Я погасил все лампочки, кроме бра в форме раковины над кроватью, и в широком, почти во всю стену, окне засветилось другое кино: подсвеченные неоном очертания храмов, цветные фонарики кафе, ожерелье аллей, увитых гирляндами – синими, зелеными, красными.
Я выключил бра, и стеклянный экран приблизился, а я растворился в каменной плоти города, как снег, начавший сыпаться с темного ночного неба. Отель, в котором мы поселились, был высоченным – со своего этажа я мог видеть большую часть Градчан, очерченных золотым поясом Влтавы.
Сегодня мы отыграли вторую часть фестивальных выступлений. Трижды я играл один, на бис.
И теперь, невзирая на усталость и стоя над ночной Прагой на высоте птичьего полета, чувствовал себя настоящим хозяином города.
Это были редкие и скоротечные минуты, в которые меня одновременно охватывали два разных чувства: счастья и… бессмысленности жизни.
Они, как иголки, пронизывали сердце, легкие, почки. И, как две реки, встречающиеся в одном русле, поднимали водоворот, в котором я жил и умирал одновременно. Не знаю, но, скорее всего, это можно было бы назвать пиком познания того короткого отрезка, который мы проводим на земле.
В такие минуты передо мной всегда вставала картина нашего погрома ЛПЖ – тот же восторг и то же отчаяние. Восторг – когда я в составе Народной Оппозиции громил лабораторию, отчаяние – когда не нашел там того, что искал…
Со временем я смирился.
Но след от того давнего события остался во мне до сих пор в виде довольно странного предостережения: я до сих пор был одинок. Каждая моя попытка связать себя с кем-нибудь заканчивалась провалом. Ловил себя на мысли, что женщина, нравившаяся мне на данный момент, заражена этим проклятым вирусом, знание о существовании которого отравило мою жизнь. И если быть откровенным, остановило поиски моей старой знакомой.

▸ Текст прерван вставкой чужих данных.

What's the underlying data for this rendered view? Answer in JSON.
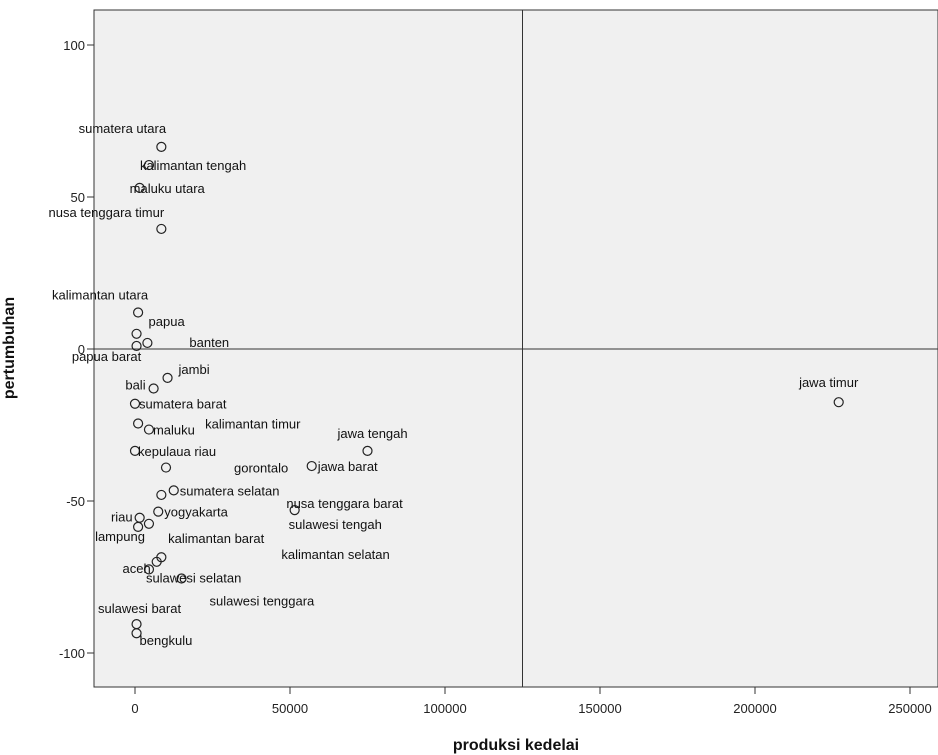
{
  "chart_data": {
    "type": "scatter",
    "title": "",
    "xlabel": "produksi kedelai",
    "ylabel": "pertumbuhan",
    "xlim": [
      -13000,
      262000
    ],
    "ylim": [
      -110,
      112
    ],
    "xticks": [
      0,
      50000,
      100000,
      150000,
      200000,
      250000
    ],
    "yticks": [
      -100,
      -50,
      0,
      50,
      100
    ],
    "xtick_labels": [
      "0",
      "50000",
      "100000",
      "150000",
      "200000",
      "250000"
    ],
    "ytick_labels": [
      "-100",
      "-50",
      "0",
      "50",
      "100"
    ],
    "reference_lines": {
      "x": 125000,
      "y": 0
    },
    "grid": false,
    "colors": {
      "plot_background": "#f0f0f0",
      "marker": "#222222",
      "axis": "#333333"
    },
    "points": [
      {
        "label": "sumatera utara",
        "x": 8500,
        "y": 66.5
      },
      {
        "label": "kalimantan tengah",
        "x": 4500,
        "y": 60.5
      },
      {
        "label": "maluku utara",
        "x": 1500,
        "y": 53.0
      },
      {
        "label": "nusa tenggara timur",
        "x": 8500,
        "y": 39.5
      },
      {
        "label": "kalimantan utara",
        "x": 1000,
        "y": 12.0
      },
      {
        "label": "papua",
        "x": 500,
        "y": 5.0
      },
      {
        "label": "banten",
        "x": 4000,
        "y": 2.0
      },
      {
        "label": "papua barat",
        "x": 500,
        "y": 1.0
      },
      {
        "label": "jambi",
        "x": 10500,
        "y": -9.5
      },
      {
        "label": "bali",
        "x": 6000,
        "y": -13.0
      },
      {
        "label": "jawa timur",
        "x": 227000,
        "y": -17.5
      },
      {
        "label": "sumatera barat",
        "x": 0,
        "y": -18.0
      },
      {
        "label": "kalimantan timur",
        "x": 1000,
        "y": -24.5
      },
      {
        "label": "maluku",
        "x": 4500,
        "y": -26.5
      },
      {
        "label": "jawa tengah",
        "x": 75000,
        "y": -33.5
      },
      {
        "label": "kepulaua riau",
        "x": 0,
        "y": -33.5
      },
      {
        "label": "jawa barat",
        "x": 57000,
        "y": -38.5
      },
      {
        "label": "gorontalo",
        "x": 10000,
        "y": -39.0
      },
      {
        "label": "sumatera selatan",
        "x": 12500,
        "y": -46.5
      },
      {
        "label": "nusa tenggara barat",
        "x": 8500,
        "y": -48.0
      },
      {
        "label": "sulawesi tengah",
        "x": 51500,
        "y": -53.0
      },
      {
        "label": "yogyakarta",
        "x": 7500,
        "y": -53.5
      },
      {
        "label": "riau",
        "x": 1500,
        "y": -55.5
      },
      {
        "label": "lampung",
        "x": 4500,
        "y": -57.5
      },
      {
        "label": "kalimantan barat",
        "x": 1000,
        "y": -58.5
      },
      {
        "label": "kalimantan selatan",
        "x": 8500,
        "y": -68.5
      },
      {
        "label": "aceh",
        "x": 7000,
        "y": -70.0
      },
      {
        "label": "sulawesi selatan",
        "x": 4500,
        "y": -72.5
      },
      {
        "label": "sulawesi tenggara",
        "x": 15000,
        "y": -75.5
      },
      {
        "label": "sulawesi barat",
        "x": 500,
        "y": -90.5
      },
      {
        "label": "bengkulu",
        "x": 500,
        "y": -93.5
      }
    ]
  }
}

Я даже был рад, что не нашел ее.
Но и остальные не вызывали во мне доверия.
Несмотря на это, мы прекрасно уживались с Кошкой! Да и в оркестре дела шли самым лучшим образом.

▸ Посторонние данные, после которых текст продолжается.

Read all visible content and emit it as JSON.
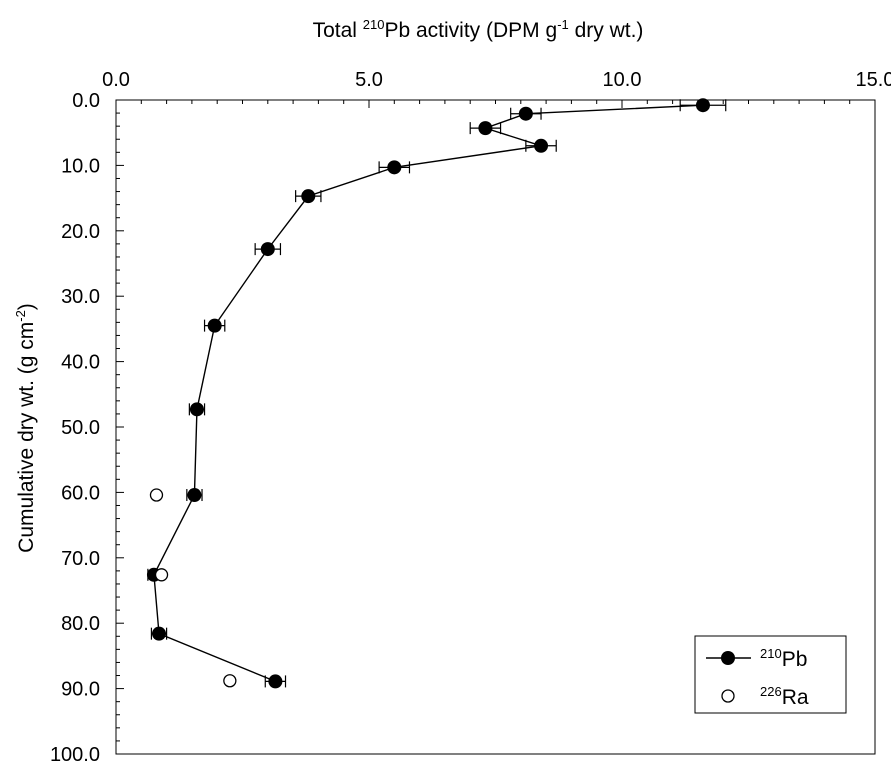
{
  "chart_data": {
    "type": "scatter",
    "x_axis": {
      "label": "Total 210Pb activity (DPM g-1 dry wt.)",
      "label_parts": {
        "pre": "Total ",
        "sup1": "210",
        "mid": "Pb activity (DPM g",
        "sup2": "-1",
        "post": " dry wt.)"
      },
      "position": "top",
      "range": [
        0,
        15
      ],
      "ticks": [
        "0.0",
        "5.0",
        "10.0",
        "15.0"
      ]
    },
    "y_axis": {
      "label": "Cumulative dry wt. (g cm-2)",
      "label_parts": {
        "pre": "Cumulative dry wt. (g cm",
        "sup": "-2",
        "post": ")"
      },
      "inverted": true,
      "range": [
        0,
        100
      ],
      "ticks": [
        "0.0",
        "10.0",
        "20.0",
        "30.0",
        "40.0",
        "50.0",
        "60.0",
        "70.0",
        "80.0",
        "90.0",
        "100.0"
      ]
    },
    "grid": false,
    "legend": {
      "placement": "bottom-right",
      "entries": [
        {
          "sup": "210",
          "text": "Pb"
        },
        {
          "sup": "226",
          "text": "Ra"
        }
      ]
    },
    "series": [
      {
        "name": "210Pb",
        "marker": "filled-circle",
        "connected": true,
        "points": [
          {
            "x": 11.6,
            "y": 0.8,
            "err": 0.45
          },
          {
            "x": 8.1,
            "y": 2.1,
            "err": 0.3
          },
          {
            "x": 7.3,
            "y": 4.3,
            "err": 0.3
          },
          {
            "x": 8.4,
            "y": 7.0,
            "err": 0.3
          },
          {
            "x": 5.5,
            "y": 10.3,
            "err": 0.3
          },
          {
            "x": 3.8,
            "y": 14.7,
            "err": 0.25
          },
          {
            "x": 3.0,
            "y": 22.8,
            "err": 0.25
          },
          {
            "x": 1.95,
            "y": 34.5,
            "err": 0.2
          },
          {
            "x": 1.6,
            "y": 47.3,
            "err": 0.15
          },
          {
            "x": 1.55,
            "y": 60.4,
            "err": 0.15
          },
          {
            "x": 0.75,
            "y": 72.6,
            "err": 0.12
          },
          {
            "x": 0.85,
            "y": 81.6,
            "err": 0.15
          },
          {
            "x": 3.15,
            "y": 88.9,
            "err": 0.2
          }
        ]
      },
      {
        "name": "226Ra",
        "marker": "open-circle",
        "connected": false,
        "points": [
          {
            "x": 0.8,
            "y": 60.4
          },
          {
            "x": 0.9,
            "y": 72.6
          },
          {
            "x": 2.25,
            "y": 88.8
          }
        ]
      }
    ]
  }
}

Мы много гастролировали. А иногда я ездил один, собирая аншлаги.
Точно говорят: если где-то отнимется, то где-то и прибавится.
Если не везет в любви, жди мирового признания.

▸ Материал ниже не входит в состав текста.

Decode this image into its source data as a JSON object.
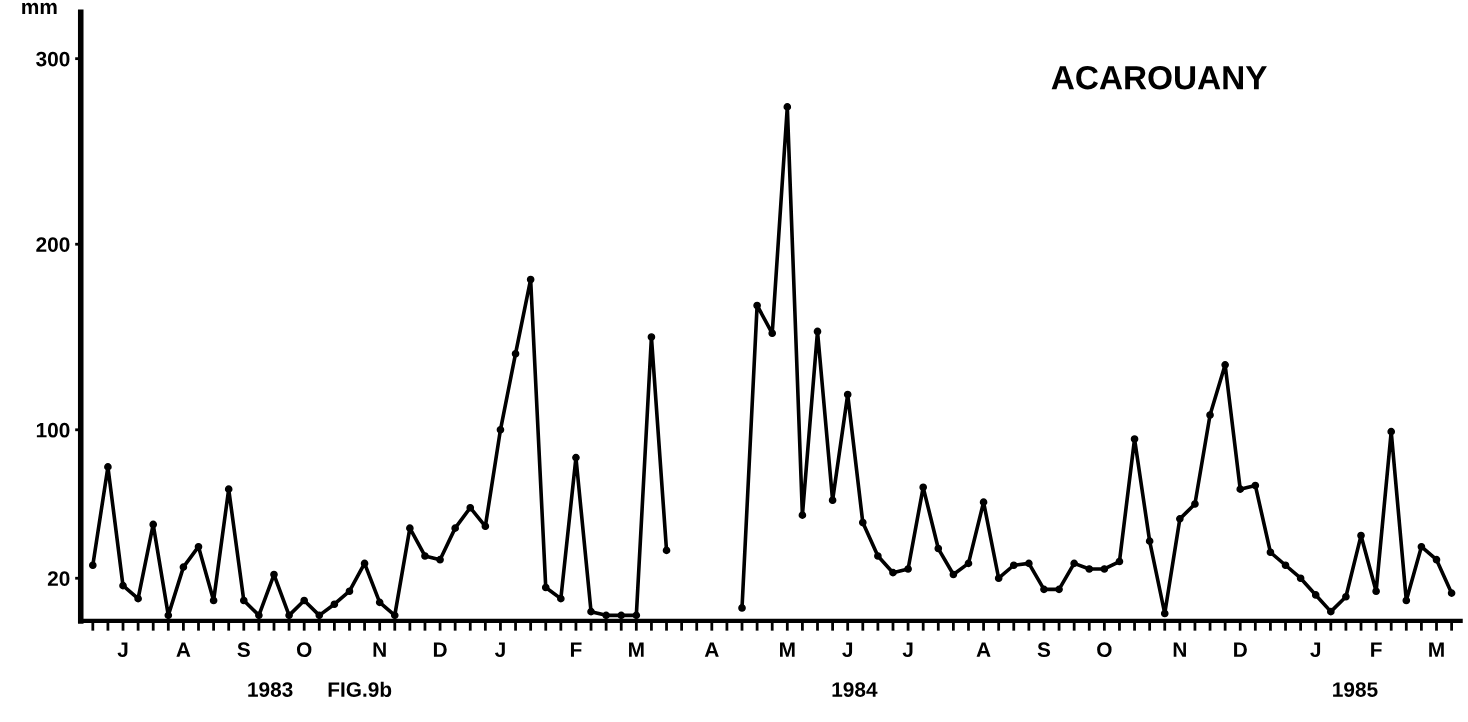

Первый камешек в этот «пьедестал» неожиданно заложила Сезария Эвора, которая свалилась на меня как огромная черная туча. Она еще не была настолько популярна в странах третьего мира, и мой приятель, который организовывал ее выступление, предложил мне разогреть публику двумя-тремя композициями.
Тогда мой саксофон, несмотря на все мои уговоры быть сдержанным, почти взбесился и заговорил про Острова Зеленого Мыса на кабовердском диалекте. Он сам, как когда-то давно с той девушкой, подарившей мне Кошку, или с тюленихой Минни, повел меня на родину этой черной королевы и разговорился настолько откровенно, что ей пришлось взяться за сигарету прямо за кулисами. Одним словом, разогрев получился таким, что после концерта босоногая богиня, которая не отличалась красноречием, крепко сжала мою руку в своей, жесткой, как наждак, и, несмотря на плохой перевод, дала мне знать, что…
Собственно, если бы это была простая деревенская баба, я бы перевел эту речь примерно так: «Не сиди в сраке, сынок! У тебя есть что сказать миру!» Кажется, она добавила еще пару крепких кабовердских выражений, которые переводчик не понимал. Зато после такой «путевки в жизнь» я действительно покатился по свету как перекати-поле. И потащил за собой Барса, Петровича и еще нескольких лабухов, которые составили мне хорошую компанию.
С того времени я понял, что весь мир, этот маленький шарик, опутан сетью кровеносных сосудов, как живот беременной женщины. Эти сосуды, в отличие от человеческих, существуют как отдельная замкнутая система, но в ней ты можешь дышать и жить как вполне равноценная частица.
Я мог существовать только в «системе», которая касалась искусства, – в ней обменивались кровью все, кто был причастен к творчеству.
Удивительные потоки этой крови соединяли тебя с тем, о чем ты мечтал в детстве или, находясь в полной ж… в каком-нибудь самом глухом углу мира. Важно было только присоединиться к этой системе, влить в нее свою кровь со всей страстью и желанием быть именно в ней.
Я существовал в музыке, как моя погибшая Минни – в воде. Я знал всех музыкантов мира, слушал их на дисках и знал по имени с незапамятных времен. Они существовали для меня как друзья и собеседники. И поэтому с годами не было ничего удивительного в том, что я входил к ним как старый приятель, начиная разговор с полуслова.